Mais LREC dépasse la simple traduction. Elle intègre l’intelligence culturelle et la cohésion d’équipe. Brown a dû gérer activement l’élément humain de la mission afin d’optimiser le déroulement opérationnel.

« Être interprète dans ce contexte ne signifie pas seulement maîtriser la langue, mais aussi participer activement à placer les bonnes personnes au bon endroit pour tirer pleinement parti de leurs compétences », a-t-elle précisé. « Il nous est arrivé d’identifier par exemple qu’un ingénieur espagnol maîtrisait parfaitement une technique dont un plus jeune aviateur portugais pouvait bénéficier. Sur le terrain, on doit constamment recalculer qui doit être où, et comment former les équipes. »

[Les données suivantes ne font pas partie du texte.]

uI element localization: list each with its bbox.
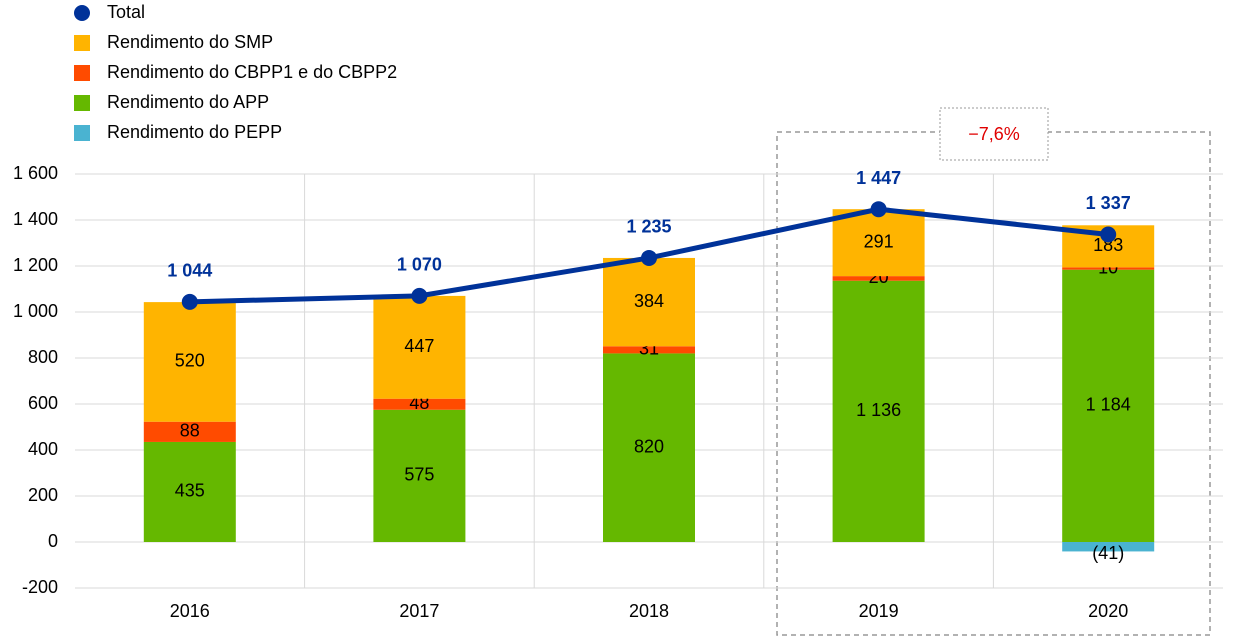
legend-label: Rendimento do APP	[107, 92, 269, 112]
x-tick-label: 2020	[1088, 601, 1128, 621]
total-label: 1 337	[1086, 193, 1131, 213]
x-tick-label: 2017	[399, 601, 439, 621]
value-label: 435	[175, 481, 205, 501]
y-tick-label: 1 200	[13, 255, 58, 275]
total-label: 1 447	[856, 168, 901, 188]
total-label: 1 070	[397, 255, 442, 275]
total-marker	[411, 287, 428, 304]
value-label: 183	[1093, 235, 1123, 255]
total-marker	[641, 249, 657, 266]
y-tick-label: 800	[28, 347, 58, 367]
bar-segment	[373, 398, 466, 410]
total-label: 1 044	[167, 261, 212, 281]
x-tick-label: 2018	[629, 601, 669, 621]
bar-segment	[1062, 269, 1155, 542]
legend-marker	[74, 65, 90, 81]
total-marker	[181, 293, 198, 310]
bar-segment	[832, 276, 925, 281]
total-marker	[870, 201, 887, 218]
bar-segment	[603, 353, 695, 542]
value-label: 820	[634, 436, 664, 456]
legend-label: Rendimento do SMP	[107, 32, 273, 52]
value-label: (41)	[1092, 543, 1124, 563]
bar-segment	[832, 209, 925, 277]
legend-label: Total	[107, 2, 145, 22]
bar-segment	[373, 295, 466, 399]
legend-marker	[74, 35, 90, 51]
y-tick-label: 200	[28, 485, 58, 505]
y-tick-label: 400	[28, 439, 58, 459]
bar-segment	[1062, 542, 1155, 552]
x-tick-label: 2016	[170, 601, 210, 621]
y-tick-label: 1 600	[13, 163, 58, 183]
y-tick-label: 1 000	[13, 301, 58, 321]
legend-marker	[74, 5, 90, 21]
value-label: 88	[180, 421, 200, 441]
bar-segment	[143, 441, 236, 542]
bar-segment	[832, 280, 925, 542]
bar-segment	[1062, 267, 1155, 270]
value-label: 575	[404, 465, 434, 485]
value-label: 1 136	[856, 400, 901, 420]
value-label: 1 184	[1086, 395, 1131, 415]
legend-label: Rendimento do PEPP	[107, 122, 282, 142]
bar-segment	[603, 257, 695, 347]
y-tick-label: 0	[48, 531, 58, 551]
y-tick-label: 1 400	[13, 209, 58, 229]
x-tick-label: 2019	[859, 601, 899, 621]
value-label: 291	[864, 231, 894, 251]
bar-segment	[603, 346, 695, 354]
y-tick-label: -200	[22, 577, 58, 597]
bar-segment	[143, 302, 236, 422]
annotation-box	[939, 107, 1049, 161]
bar-segment	[143, 421, 236, 442]
value-label: 384	[634, 291, 664, 311]
y-tick-label: 600	[28, 393, 58, 413]
total-label: 1 235	[626, 217, 671, 237]
legend-marker	[74, 125, 90, 141]
annotation: −7,6%	[968, 124, 1020, 144]
legend-marker	[74, 95, 90, 111]
total-marker	[1100, 226, 1117, 243]
value-label: 520	[175, 351, 205, 371]
legend-label: Rendimento do CBPP1 e do CBPP2	[107, 62, 397, 82]
bar-segment	[373, 409, 466, 542]
value-label: 447	[404, 336, 434, 356]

Cette intégration qui réduit les frictions contribue à rendre la puissance aérienne combinée létale. Le sergent-chef Camilo Guzman, chef de section des exigences et de l’optimisation au sein du 31e escadron des ingénieurs civils, qui a également participé à l’exercice de Morón, considère que LEAP-ACE agit comme un multiplicateur de force direct.

« Ce programme m’a permis, en tant que LEAP Scholar, d’acquérir une connaissance avancée pour formuler efficacement les paradigmes de l’Agile Combat Employment dans une langue stratégique choisie », a souligné Guzman. « Cette formation augmente mon efficacité lors d’opérations de coalition et multinationales tout en améliorant ma compréhension des adversaires potentiels. »

Pour créer les « dilemmes » opérationnels mis en avant par Wilsbach, l’armée américaine doit comprendre en profondeur la manière de penser, de communiquer et de percevoir les actions de ses adversaires. La connaissance de l’adversaire représente le second versant de la pièce LREC, garantissant non seulement l’union avec les alliés, mais aussi une avance sur les menaces émergentes.

« L’un des signaux de dissuasion les plus puissants que nous puissions émettre est de démontrer que les nations libres sont unies, capables et prêtes à agir ensemble », a conclu Wilsbach.

Cette unité ne survient pas par hasard, elle ne peut être obtenue par la seule technologie. Elle se construit grâce aux aviateurs polyglottes et culturellement intelligents, capables de combler les écarts entre les nations. Alors que l’US Air Force s’appuie sur les contributions alliées pour la défense globale, l’impératif stratégique est clair : la puissance aérienne combinée est le véhicule, mais les compétences LREC en sont la clé de contact.